Could a reviewer agent have caught this? Probably. “Are these valid control sites for this species?” is exactly the kind of check a review loop would run. The AI wasn’t incapable of asking the question - it was in execution mode, and nobody asked it to step back and review the experimental design.
What This Actually Means
Here’s the pattern across the whole project:
- Round 1 (2025): AI fabricates data. Human needs to catch bad numbers. Human fails.
- Round 2 (2026): Better AI catches bad numbers itself. Runs real analysis. Gets real results. AI succeeds at the technical work.
- Round 3 (2026): Human asks “do whales even go there?” and reveals the whole comparison was flawed.
The lesson isn’t “humans are special.” A well-designed review step - human or AI - would have caught the control site problem. The lesson is: the analyst gets tunnel vision, whether it’s a person or an AI. You need someone or something reviewing the premise, not just the execution.
We didn’t have that. The AI was busy computing gradients. I was busy being impressed by the gradients. Nobody stepped back to ask “but does this comparison even make sense?”
AI has automated the easy mistakes and left us with the hard ones. Catching fabricated numbers? Solved - compute it locally with published coefficients. But questioning whether the entire experimental design makes sense?

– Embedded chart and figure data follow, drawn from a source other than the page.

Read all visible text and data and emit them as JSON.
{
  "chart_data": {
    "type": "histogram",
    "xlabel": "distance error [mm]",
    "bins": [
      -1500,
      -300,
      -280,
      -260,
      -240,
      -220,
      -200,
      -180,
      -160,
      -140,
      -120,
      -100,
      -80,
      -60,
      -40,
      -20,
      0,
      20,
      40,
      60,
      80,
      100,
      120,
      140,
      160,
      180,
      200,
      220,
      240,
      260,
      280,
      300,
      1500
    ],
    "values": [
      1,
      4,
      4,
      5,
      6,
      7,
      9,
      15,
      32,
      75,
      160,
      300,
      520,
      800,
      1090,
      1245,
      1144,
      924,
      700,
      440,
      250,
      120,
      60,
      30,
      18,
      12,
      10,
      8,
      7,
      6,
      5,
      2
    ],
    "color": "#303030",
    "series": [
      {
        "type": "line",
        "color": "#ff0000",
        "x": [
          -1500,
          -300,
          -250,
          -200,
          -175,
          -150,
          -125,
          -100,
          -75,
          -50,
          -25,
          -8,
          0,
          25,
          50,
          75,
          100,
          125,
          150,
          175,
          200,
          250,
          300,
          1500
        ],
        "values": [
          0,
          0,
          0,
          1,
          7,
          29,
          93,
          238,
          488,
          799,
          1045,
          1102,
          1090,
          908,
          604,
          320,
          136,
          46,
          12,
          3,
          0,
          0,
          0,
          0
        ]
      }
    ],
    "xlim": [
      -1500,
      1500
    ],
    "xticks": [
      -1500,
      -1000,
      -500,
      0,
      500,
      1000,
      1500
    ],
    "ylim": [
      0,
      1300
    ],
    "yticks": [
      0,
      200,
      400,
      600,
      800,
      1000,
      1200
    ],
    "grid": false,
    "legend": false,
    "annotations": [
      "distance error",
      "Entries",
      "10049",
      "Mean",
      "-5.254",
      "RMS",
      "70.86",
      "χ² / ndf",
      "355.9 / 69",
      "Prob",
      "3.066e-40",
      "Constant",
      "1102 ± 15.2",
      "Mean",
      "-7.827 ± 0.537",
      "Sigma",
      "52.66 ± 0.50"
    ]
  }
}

That requires stepping out of execution mode, and right now, that’s still mostly a human reflex. Not because AI can’t do it - but because our workflows don’t ask it to.
Is this “real science”? A real marine biologist would have caught the control site problem in five seconds. We didn’t pre-register hypotheses, we have n=11 events, and the most sophisticated finding is “strandings happen in summer.” So… maybe not. But we used real data, real statistical tests, documented every mistake, and caught our own errors in public. I think there’s something here, even if it’s more “enthusiastic amateur with powerful tools” than “rigorous research.” And honestly, I think that’s the point - these tools make it possible for anyone to ask real questions of real data. You’ll make mistakes. You’ll learn. The data doesn’t care about your credentials.
All code, data, and analysis: github.com/ryan-endacott/madscience. Total cost: ~$200/mo for Claude Max. $0 for data.